WATERTOWN — The Development Authority of the North Country is partnering with Jefferson County to map out current broadband internet infrastructure, and highlight where more work is needed across the county.
DANC is contracting with ECC Technologies, a telecommunications engineering company in Penfield, Monroe County, to map out which addresses in the county have access to broadband internet. Teams will physically trace and map infrastructure along the roadside, and an online survey will be made available for county residents to report how they access the internet, how they use it and how fast their connection speeds are.
“All the information will be mapped, which will give us a very clear, data-driven picture of where the unserved and underserved areas of the county actually are,” said Laurie A. Marr, DANC’s spokesperson.
That data will then be made available for county leadership to use as they plan infrastructure projects and targeted expansions with the goal of expanding internet access across the region.
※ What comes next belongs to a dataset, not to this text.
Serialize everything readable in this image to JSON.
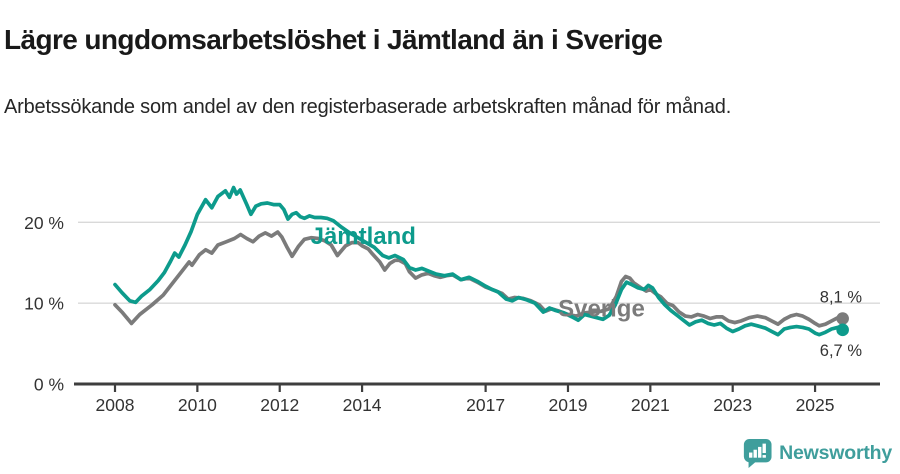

During their Nov. 10 board meeting, Jefferson County legislators voted unanimously to begin the study. The county will pay $33,500 — half of the $67,000 project — which will run until August 2021.
As more north country residents have been working or learning from home as a result of the ongoing coronavirus pandemic, Jefferson County Board of Legislators Chairman Scott A. Gray said internet access has become integral to many people’s daily lives.
“Undoubtedly, internet is a necessity at this point, in terms of education, the economy and in terms of people continuing to work remotely,” he said.
Mr. Gray said the Jefferson County mapping project is part of a regional push for more information on what work needs to be done to expand reliable, high-speed internet access. Over the summer, he said regional leaders came to the realization that internet access was a major concern for many people, as more workers set up home offices and students began learning from home.
Mrs. Marr said there are many people in the region who have access to internet at their homes, but believe they don’t, or who do have services available, but aren’t able to afford the monthly fees.
“There are a lot of anecdotes out there, but this gives you cold, hard data,” she said. “Data that you can then use to apply for grants and apply for funding to address the problem.”
Lewis County has already begun its study, launching a survey for county residents to take on its website. St. Lawrence County continues to debate launching its own project.
While the 2020 Census did collect data on what regions of the country have internet access, Mr. Gray said this project will get down to the address level, identifying access gaps on the most granular level.
DANC oversees much of the infrastructure development in the region, including the regional broadband networks. DANC maintains what’s known as the “middle-mile” carrier network, which connects internet service providers like Spectrum to individual customers.
“Because the Development Authority really takes control of broadband around here, they were the perfect agency to undertake such a study,” Mr. Gray said.